CAIRO (Reuters) - Egypt will raise the price of tickets on Cairo’s third metro line to as much as 10 Egyptian pounds (60 U.S. cents) starting on Saturday, the transport ministry said on Thursday, after it extended the line with the opening of three new stations.
The new rates come ahead of expected increases in fuel and electricity prices in the coming days which were proposed under a 2016 IMF-backed austerity program.
With the opening of three new stations, the third line, which begins at Ataba in downtown Cairo, extends eastwards beyond the suburb of Heliopolis.

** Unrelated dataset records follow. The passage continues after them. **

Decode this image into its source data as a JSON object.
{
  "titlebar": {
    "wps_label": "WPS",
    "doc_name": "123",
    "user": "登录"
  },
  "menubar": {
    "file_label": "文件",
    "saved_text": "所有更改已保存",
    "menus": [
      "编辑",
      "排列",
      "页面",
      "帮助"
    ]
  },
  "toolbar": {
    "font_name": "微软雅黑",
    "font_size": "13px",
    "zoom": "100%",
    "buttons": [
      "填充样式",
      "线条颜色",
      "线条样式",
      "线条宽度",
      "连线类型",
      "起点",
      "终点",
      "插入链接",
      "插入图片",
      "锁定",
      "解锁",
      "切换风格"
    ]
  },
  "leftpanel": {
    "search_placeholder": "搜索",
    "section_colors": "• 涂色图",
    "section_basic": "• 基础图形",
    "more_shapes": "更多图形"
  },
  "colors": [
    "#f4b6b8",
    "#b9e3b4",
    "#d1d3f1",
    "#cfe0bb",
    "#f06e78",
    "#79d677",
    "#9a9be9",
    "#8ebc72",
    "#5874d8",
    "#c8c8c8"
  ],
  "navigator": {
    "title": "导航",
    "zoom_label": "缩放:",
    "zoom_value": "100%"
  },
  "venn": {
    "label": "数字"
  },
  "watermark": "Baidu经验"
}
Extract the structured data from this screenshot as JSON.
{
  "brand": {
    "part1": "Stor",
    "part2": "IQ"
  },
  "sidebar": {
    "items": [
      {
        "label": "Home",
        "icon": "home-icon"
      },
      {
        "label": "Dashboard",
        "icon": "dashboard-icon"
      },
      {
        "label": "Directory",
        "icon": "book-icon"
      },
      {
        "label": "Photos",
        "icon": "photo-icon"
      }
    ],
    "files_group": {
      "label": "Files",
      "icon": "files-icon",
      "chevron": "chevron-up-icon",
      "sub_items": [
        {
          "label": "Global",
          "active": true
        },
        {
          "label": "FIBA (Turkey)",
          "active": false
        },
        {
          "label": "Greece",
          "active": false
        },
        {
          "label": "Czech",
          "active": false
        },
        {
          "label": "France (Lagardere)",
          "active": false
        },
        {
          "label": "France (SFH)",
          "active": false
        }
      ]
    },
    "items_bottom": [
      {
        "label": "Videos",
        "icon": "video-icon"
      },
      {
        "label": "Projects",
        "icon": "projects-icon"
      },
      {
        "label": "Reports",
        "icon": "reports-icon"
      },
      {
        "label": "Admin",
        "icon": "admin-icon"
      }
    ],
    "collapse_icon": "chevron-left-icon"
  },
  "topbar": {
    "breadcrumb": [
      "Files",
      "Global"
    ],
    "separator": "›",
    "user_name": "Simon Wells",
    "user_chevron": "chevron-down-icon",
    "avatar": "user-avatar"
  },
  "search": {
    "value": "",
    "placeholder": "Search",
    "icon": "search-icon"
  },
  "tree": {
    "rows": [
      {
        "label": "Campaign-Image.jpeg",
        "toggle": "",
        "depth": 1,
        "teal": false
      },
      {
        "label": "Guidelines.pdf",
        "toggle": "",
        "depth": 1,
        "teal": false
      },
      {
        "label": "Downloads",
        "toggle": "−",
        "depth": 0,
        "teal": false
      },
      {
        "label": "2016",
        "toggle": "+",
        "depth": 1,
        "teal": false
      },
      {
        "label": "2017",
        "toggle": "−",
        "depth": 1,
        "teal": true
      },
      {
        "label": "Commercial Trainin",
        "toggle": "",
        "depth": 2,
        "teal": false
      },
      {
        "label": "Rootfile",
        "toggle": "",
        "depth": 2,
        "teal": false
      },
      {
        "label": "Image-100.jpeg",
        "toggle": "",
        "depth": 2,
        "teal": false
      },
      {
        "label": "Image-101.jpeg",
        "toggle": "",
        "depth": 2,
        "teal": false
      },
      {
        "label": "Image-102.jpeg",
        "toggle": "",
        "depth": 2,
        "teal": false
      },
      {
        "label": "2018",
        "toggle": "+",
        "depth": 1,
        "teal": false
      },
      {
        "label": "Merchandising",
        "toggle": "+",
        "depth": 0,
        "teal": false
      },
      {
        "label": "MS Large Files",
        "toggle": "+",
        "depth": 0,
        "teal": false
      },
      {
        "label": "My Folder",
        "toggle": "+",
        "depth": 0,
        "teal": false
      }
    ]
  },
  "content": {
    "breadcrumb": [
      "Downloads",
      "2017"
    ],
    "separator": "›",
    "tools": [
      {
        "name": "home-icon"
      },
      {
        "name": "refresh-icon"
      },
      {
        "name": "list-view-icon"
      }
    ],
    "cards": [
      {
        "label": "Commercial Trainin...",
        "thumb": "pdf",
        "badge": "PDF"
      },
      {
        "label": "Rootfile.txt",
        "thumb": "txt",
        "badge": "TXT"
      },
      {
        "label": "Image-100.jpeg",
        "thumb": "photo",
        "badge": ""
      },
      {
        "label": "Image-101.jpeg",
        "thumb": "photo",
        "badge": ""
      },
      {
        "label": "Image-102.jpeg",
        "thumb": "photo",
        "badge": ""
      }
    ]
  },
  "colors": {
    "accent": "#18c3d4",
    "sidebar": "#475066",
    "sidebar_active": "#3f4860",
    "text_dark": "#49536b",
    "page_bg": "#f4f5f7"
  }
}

It will eventually help connect central Cairo to Egypt’s new administrative capital now under construction 45 km (28 miles) east of the city.
Ticket prices on the two other Cairo metro lines will remain unchanged, the ministry said.

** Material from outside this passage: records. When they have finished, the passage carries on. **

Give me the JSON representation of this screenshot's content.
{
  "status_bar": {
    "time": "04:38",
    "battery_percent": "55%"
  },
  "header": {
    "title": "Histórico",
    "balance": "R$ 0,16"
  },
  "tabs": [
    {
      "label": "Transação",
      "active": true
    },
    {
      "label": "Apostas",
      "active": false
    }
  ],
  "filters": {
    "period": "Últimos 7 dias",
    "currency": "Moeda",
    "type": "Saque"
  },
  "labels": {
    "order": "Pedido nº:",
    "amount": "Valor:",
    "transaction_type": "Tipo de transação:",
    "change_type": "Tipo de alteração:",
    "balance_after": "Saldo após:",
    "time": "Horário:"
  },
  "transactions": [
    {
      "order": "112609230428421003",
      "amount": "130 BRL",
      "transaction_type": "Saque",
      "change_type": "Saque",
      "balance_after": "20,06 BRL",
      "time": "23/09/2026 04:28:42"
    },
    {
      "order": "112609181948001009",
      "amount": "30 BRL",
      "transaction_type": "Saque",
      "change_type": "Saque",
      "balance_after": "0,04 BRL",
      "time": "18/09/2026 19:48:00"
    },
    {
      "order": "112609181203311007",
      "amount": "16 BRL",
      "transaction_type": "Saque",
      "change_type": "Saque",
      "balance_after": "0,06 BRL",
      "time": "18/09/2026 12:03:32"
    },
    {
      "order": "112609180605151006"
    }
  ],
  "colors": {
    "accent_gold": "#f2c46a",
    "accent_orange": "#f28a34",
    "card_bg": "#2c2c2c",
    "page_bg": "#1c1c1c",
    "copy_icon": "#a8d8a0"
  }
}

Egypt last year raised metro ticket prices to a maximum of 7 Egyptian pounds per trip to the end of the line, from a base fare of 2 pounds, in a move that angered millions of commuters.
Egypt is pushing ahead with austerity measures tied to a $12 billion three-year IMF loan agreement signed in late 2016 that have included energy subsidy cuts and tax hikes aimed at reining in Egypt’s budget deficit and luring back investors who fled after its 2011 uprising.
This month’s fuel price increases will effectively end subsidies on most fuel products, a financial burden that has crippled state finances for decades.